The Clean Energy for America Act
Earlier this month, Senator Ron Wyden of Oregon, along with twenty or so co-sponsors, introduced the Clean Energy for America Act (CEAA). The bill reads like the wish list of every renewable energy advocate in the country. It also calls for the elimination of every fossil fuel related tax break there is (which reads like a list of reasons why you won’t see this bill making it to the Senate floor, let alone becoming a law). Still, this creates a good opportunity to look at the ways in which fossil fuels are subsidized in our tax code – whether before, during, or after extraction. Though I am well-versed in the substance of renewable energy tax credits, I am admittedly ill-informed on the fossil side ─ the tax code’s dirty little secret.

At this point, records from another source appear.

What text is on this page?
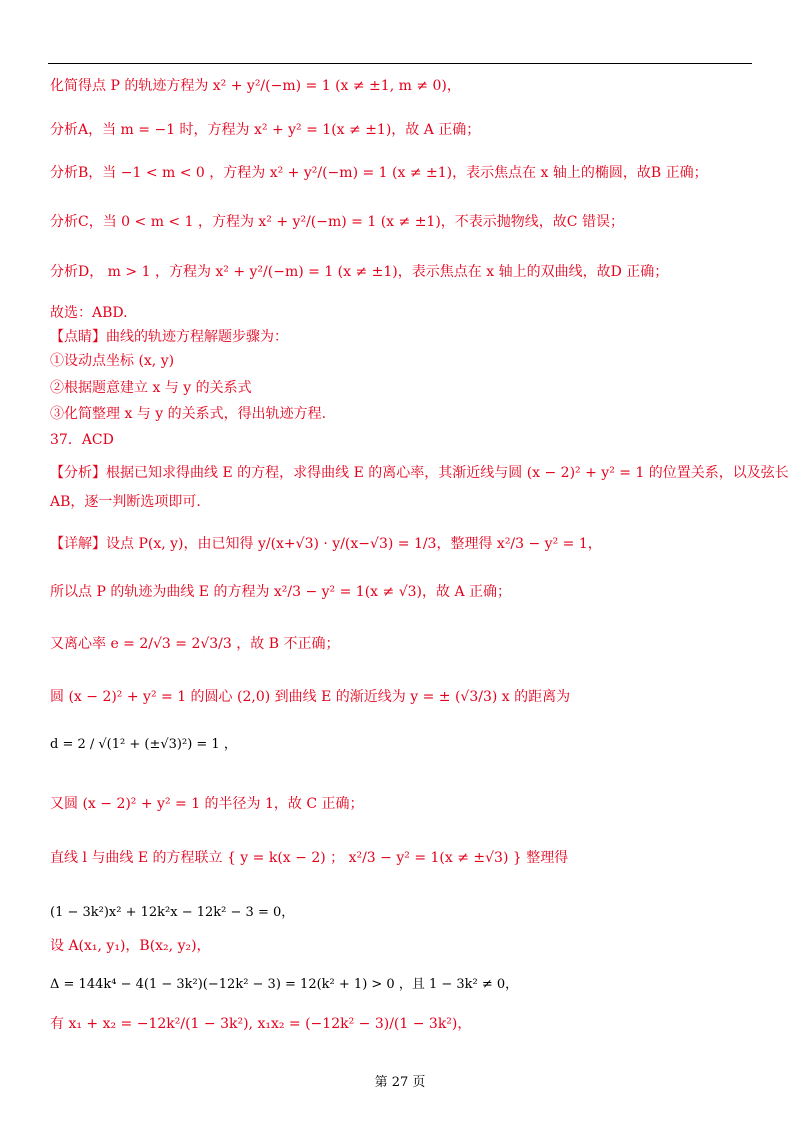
化简得点 P 的轨迹方程为 x² + y²/(−m) = 1 (x ≠ ±1, m ≠ 0)，
分析A，当 m = −1 时，方程为 x² + y² = 1(x ≠ ±1)，故 A 正确；
分析B，当 −1 < m < 0 ，方程为 x² + y²/(−m) = 1 (x ≠ ±1)，表示焦点在 x 轴上的椭圆，故B 正确；
分析C，当 0 < m < 1 ，方程为 x² + y²/(−m) = 1 (x ≠ ±1)，不表示抛物线，故C 错误；
分析D， m > 1 ，方程为 x² + y²/(−m) = 1 (x ≠ ±1)，表示焦点在 x 轴上的双曲线，故D 正确；
故选：ABD.
【点睛】曲线的轨迹方程解题步骤为：
①设动点坐标 (x, y)
②根据题意建立 x 与 y 的关系式
③化简整理 x 与 y 的关系式，得出轨迹方程.
37．ACD
【分析】根据已知求得曲线 E 的方程，求得曲线 E 的离心率，其渐近线与圆 (x − 2)² + y² = 1 的位置关系，以及弦长
AB，逐一判断选项即可.
【详解】设点 P(x, y)，由已知得 y/(x+√3) · y/(x−√3) = 1/3，整理得 x²/3 − y² = 1，
所以点 P 的轨迹为曲线 E 的方程为 x²/3 − y² = 1(x ≠ √3)，故 A 正确；
又离心率 e = 2/√3 = 2√3/3 ，故 B 不正确；
圆 (x − 2)² + y² = 1 的圆心 (2,0) 到曲线 E 的渐近线为 y = ± (√3/3) x 的距离为
d = 2 / √(1² + (±√3)²) = 1 ，
又圆 (x − 2)² + y² = 1 的半径为 1，故 C 正确；
直线 l 与曲线 E 的方程联立 { y = k(x − 2) ； x²/3 − y² = 1(x ≠ ±√3) } 整理得
(1 − 3k²)x² + 12k²x − 12k² − 3 = 0，
设 A(x₁, y₁)，B(x₂, y₂)，
Δ = 144k⁴ − 4(1 − 3k²)(−12k² − 3) = 12(k² + 1) > 0 ，且 1 − 3k² ≠ 0，
有 x₁ + x₂ = −12k²/(1 − 3k²), x₁x₂ = (−12k² − 3)/(1 − 3k²)，
第 27 页
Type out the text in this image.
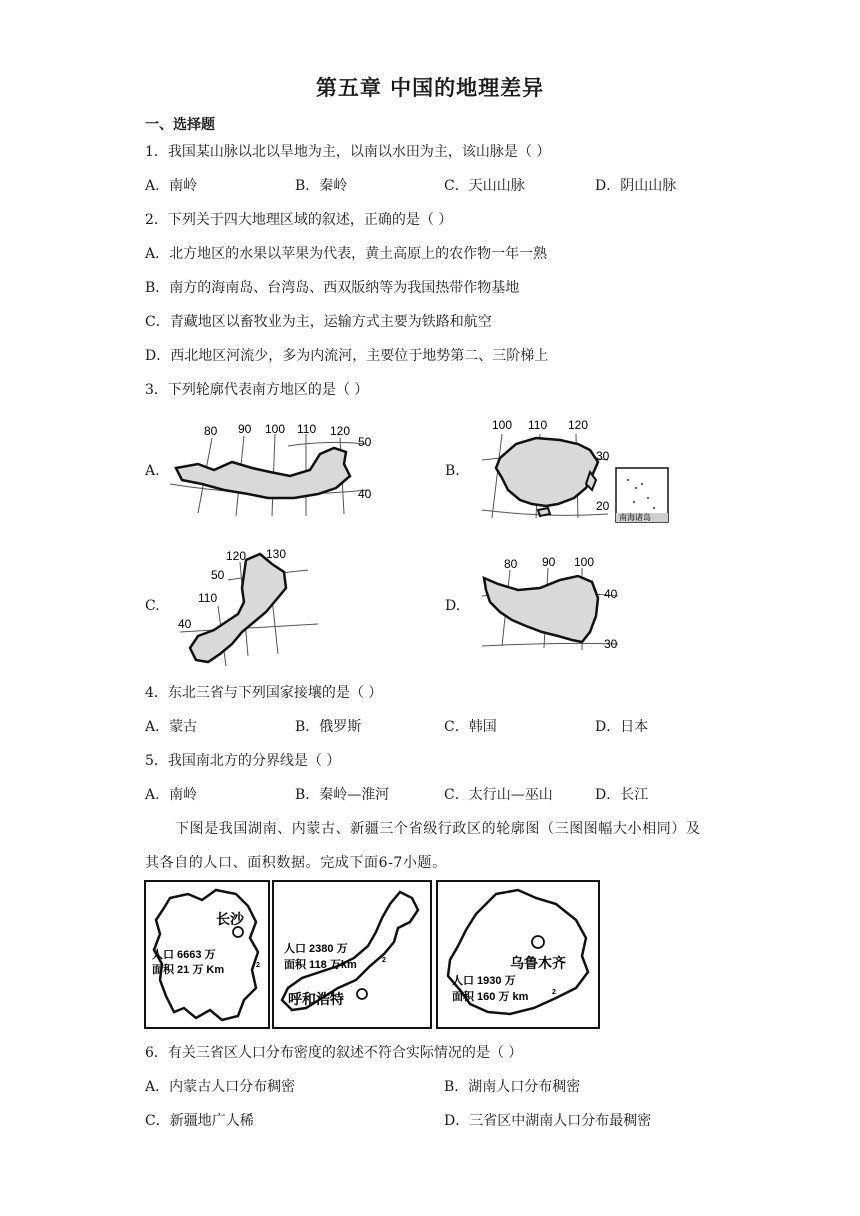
第五章 中国的地理差异
一、选择题
1．我国某山脉以北以旱地为主，以南以水田为主，该山脉是（ ）
A．南岭	B．秦岭	C．天山山脉	D．阴山山脉
2．下列关于四大地理区域的叙述，正确的是（ ）
A．北方地区的水果以苹果为代表，黄土高原上的农作物一年一熟
B．南方的海南岛、台湾岛、西双版纳等为我国热带作物基地
C．青藏地区以畜牧业为主，运输方式主要为铁路和航空
D．西北地区河流少，多为内流河，主要位于地势第二、三阶梯上
3．下列轮廓代表南方地区的是（ ）
A.	B.
C.	D.
80 90 100 110 120
50
40
100 110 120
30
20
南海诸岛
120 130
110
50
40
80 90 100
40
30
4．东北三省与下列国家接壤的是（ ）
A．蒙古	B．俄罗斯	C．韩国	D．日本
5．我国南北方的分界线是（ ）
A．南岭	B．秦岭—淮河	C．太行山—巫山	D．长江
下图是我国湖南、内蒙古、新疆三个省级行政区的轮廓图（三图图幅大小相同）及
其各自的人口、面积数据。完成下面6-7小题。
长沙
人口 6663 万
面积 21 万 Km	2
呼和浩特
人口 2380 万
面积 118 万km	2	乌鲁木齐
人口 1930 万
面积 160 万 km	2
6．有关三省区人口分布密度的叙述不符合实际情况的是（ ）
A．内蒙古人口分布稠密	B．湖南人口分布稠密
C．新疆地广人稀	D．三省区中湖南人口分布最稠密
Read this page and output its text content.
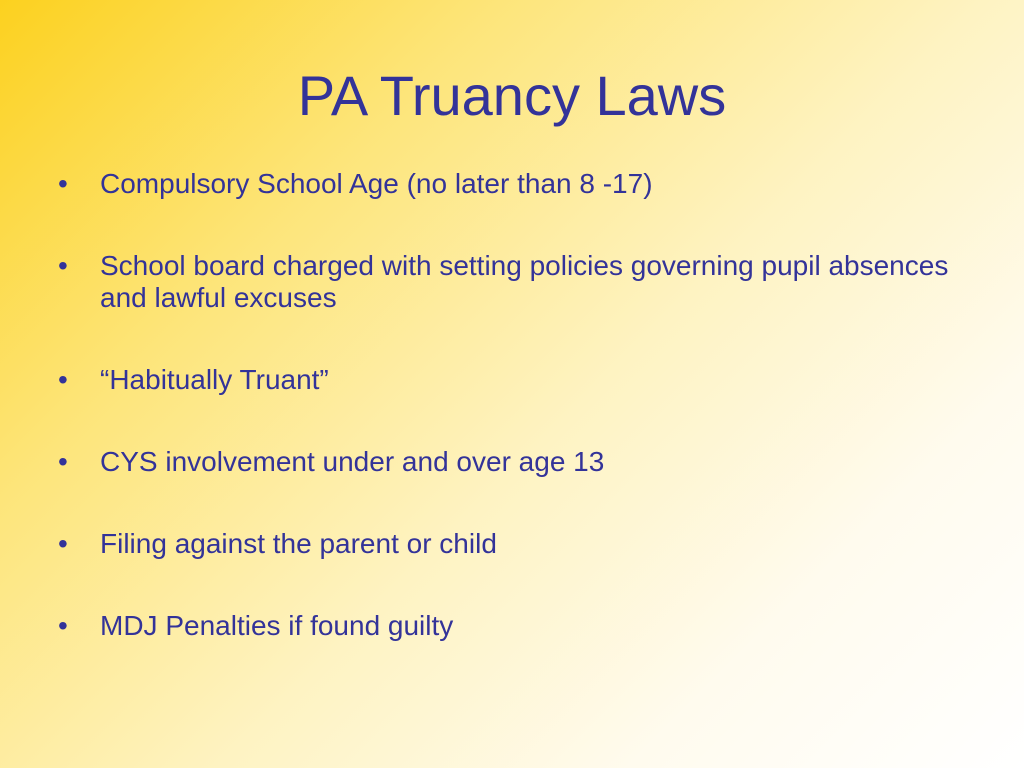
PA Truancy Laws
•	Compulsory School Age (no later than 8 -17)
•	School board charged with setting policies governing pupil absences and lawful excuses
•	“Habitually Truant”
•	CYS involvement under and over age 13
•	Filing against the parent or child
•	MDJ Penalties if found guilty
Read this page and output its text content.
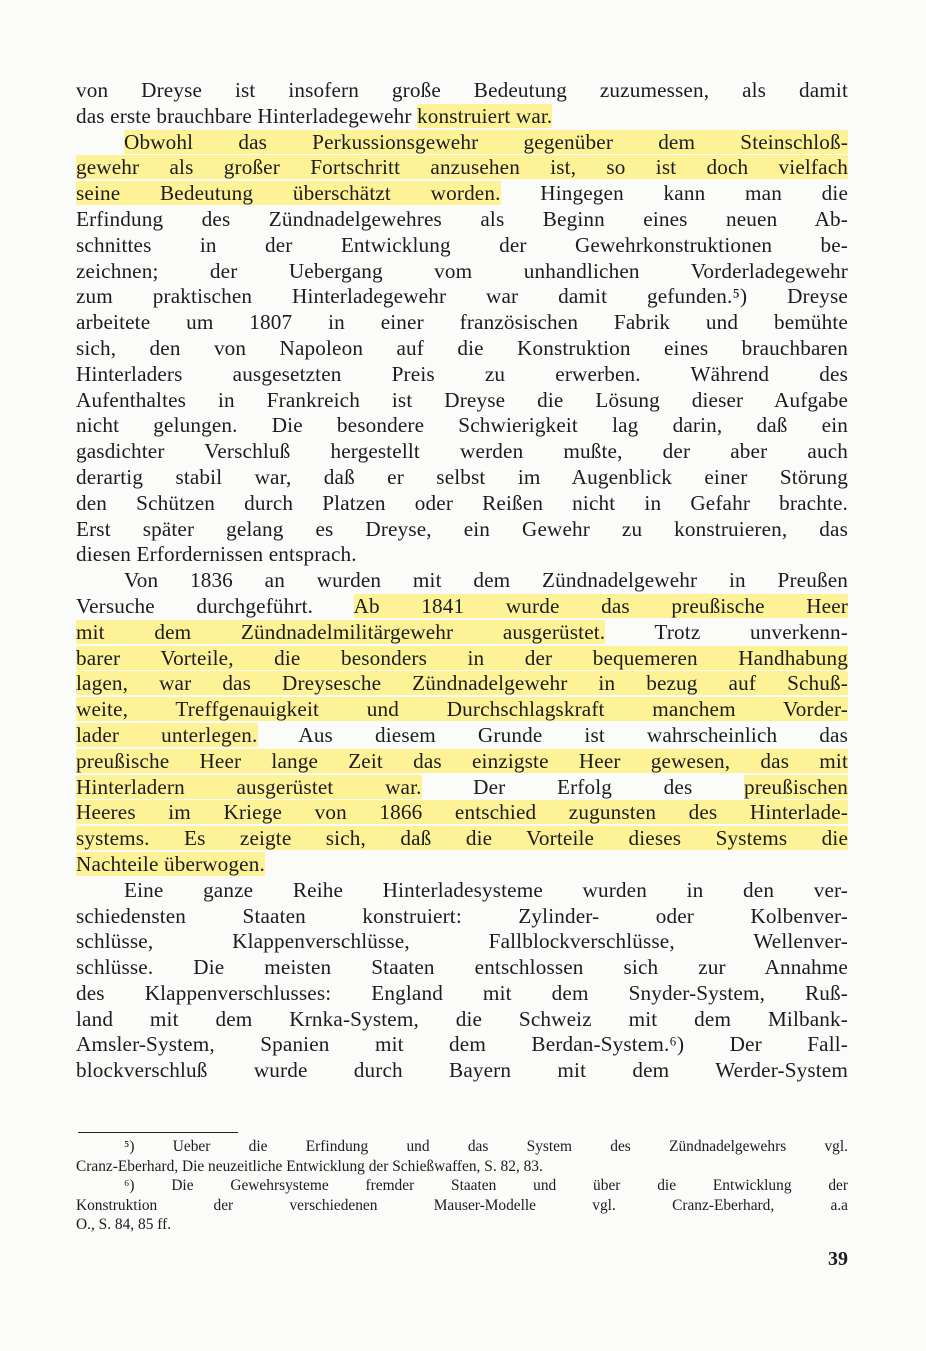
von Dreyse ist insofern große Bedeutung zuzumessen, als damit
das erste brauchbare Hinterladegewehr konstruiert war.
Obwohl das Perkussionsgewehr gegenüber dem Steinschloß-
gewehr als großer Fortschritt anzusehen ist, so ist doch vielfach
seine Bedeutung überschätzt worden. Hingegen kann man die
Erfindung des Zündnadelgewehres als Beginn eines neuen Ab-
schnittes in der Entwicklung der Gewehrkonstruktionen be-
zeichnen; der Uebergang vom unhandlichen Vorderladegewehr
zum praktischen Hinterladegewehr war damit gefunden.⁵) Dreyse
arbeitete um 1807 in einer französischen Fabrik und bemühte
sich, den von Napoleon auf die Konstruktion eines brauchbaren
Hinterladers ausgesetzten Preis zu erwerben. Während des
Aufenthaltes in Frankreich ist Dreyse die Lösung dieser Aufgabe
nicht gelungen. Die besondere Schwierigkeit lag darin, daß ein
gasdichter Verschluß hergestellt werden mußte, der aber auch
derartig stabil war, daß er selbst im Augenblick einer Störung
den Schützen durch Platzen oder Reißen nicht in Gefahr brachte.
Erst später gelang es Dreyse, ein Gewehr zu konstruieren, das
diesen Erfordernissen entsprach.
Von 1836 an wurden mit dem Zündnadelgewehr in Preußen
Versuche durchgeführt. Ab 1841 wurde das preußische Heer
mit dem Zündnadelmilitärgewehr ausgerüstet. Trotz unverkenn-
barer Vorteile, die besonders in der bequemeren Handhabung
lagen, war das Dreysesche Zündnadelgewehr in bezug auf Schuß-
weite, Treffgenauigkeit und Durchschlagskraft manchem Vorder-
lader unterlegen. Aus diesem Grunde ist wahrscheinlich das
preußische Heer lange Zeit das einzigste Heer gewesen, das mit
Hinterladern ausgerüstet war. Der Erfolg des preußischen
Heeres im Kriege von 1866 entschied zugunsten des Hinterlade-
systems. Es zeigte sich, daß die Vorteile dieses Systems die
Nachteile überwogen.
Eine ganze Reihe Hinterladesysteme wurden in den ver-
schiedensten Staaten konstruiert: Zylinder- oder Kolbenver-
schlüsse, Klappenverschlüsse, Fallblockverschlüsse, Wellenver-
schlüsse. Die meisten Staaten entschlossen sich zur Annahme
des Klappenverschlusses: England mit dem Snyder-System, Ruß-
land mit dem Krnka-System, die Schweiz mit dem Milbank-
Amsler-System, Spanien mit dem Berdan-System.⁶) Der Fall-
blockverschluß wurde durch Bayern mit dem Werder-System
⁵) Ueber die Erfindung und das System des Zündnadelgewehrs vgl.
Cranz-Eberhard, Die neuzeitliche Entwicklung der Schießwaffen, S. 82, 83.
⁶) Die Gewehrsysteme fremder Staaten und über die Entwicklung der
Konstruktion der verschiedenen Mauser-Modelle vgl. Cranz-Eberhard, a.a
O., S. 84, 85 ff.
39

Last week Senator Grassley of Iowa, chair of the Senate Finance Committee, created a series of taskforces to address the issue of repeated expiration and potential renewal of a myriad of temporary tax incentives and credits. His remarks can be read here. Senator Grassley is a longtime supporter of the Production Tax Credit (PTC), IRS code section 45, and the Investment Tax Credit (ITC), IRS code section 48 for renewable energy properties, recognizing the impact these credits had on driving the growth of the wind and solar industries. Because the PTC is in its final year of a phasedown, wind will be at the mercy of the unsubsidized market starting in 2020.
The Phase-out of PTC and ITC – That’s only fair, right?
On May 21, the Senate Energy and Natural Resources Committee, chaired by Senator Murkowski, held a hearing on renewable energy and energy efficiency. Senator Murkowski made it clear, and many agree, that the PTC and ITC were extended for the last time at the end of 2015 when they were given a phaseout period. Rather than consensus, the extension was a compromise. The alternative being nothing. Energy storage has never had the benefit of the ITC. A separate push is being made to include it now.
But how is it that the tax incentives for renewable energy have gone on too long, when there are permanent incentives for fossil fuels built into our tax code? They’re not even being discussed by Senator Grassley’s taskforces because they don’t expire.
What Fossil Fuel Credits Would the Clean Energy for America Act Eliminate?
The Clean Energy for America Act would eliminate the following tax incentives, many of which are scarcely discussed by Congress:
(All section references are to the Internal Revenue Code)
- 167(h): amortized deductions for oil and gas exploration activity
- 263(c): deduction for intangible drilling costs (the CEAA would change the deduction from straight-line to a 60-month amortized deduction)
- 613: oil shale (15%), coal (10%), and lignite (10%) depletion allowance
- 613A: oil and gas depletion allowance
- 631: coal disposed of (sold) after holding for at least one year is treated as capital gains
- 43: enhanced oil recovery credit
- 45I: marginal well production credit for oil and gas
- 48A: qualifying advanced coal project credit
- 48B: qualifying gasification project credit
- 954 and 951A: favorable treatment of income from foreign oil and gas sources
- 7704: master limited partnership tax treatment
I want to be clear that I am not advocating the repeal of any of these tax credits. Although every opponent of renewal of the PTC and ITC in the early 2010s said “we don’t pick winners and losers,” we actually do every day through the myriad of fossil fuel tax breaks listed above.
It’s ironically poetic. The tax credits for renewable energy have to be renewed, and the tax credits for finite fossil resources last forever.
We will continue to track the progress of these discussions, taskforces, bills, and other proposals shaping tax policy for energy and storage projects.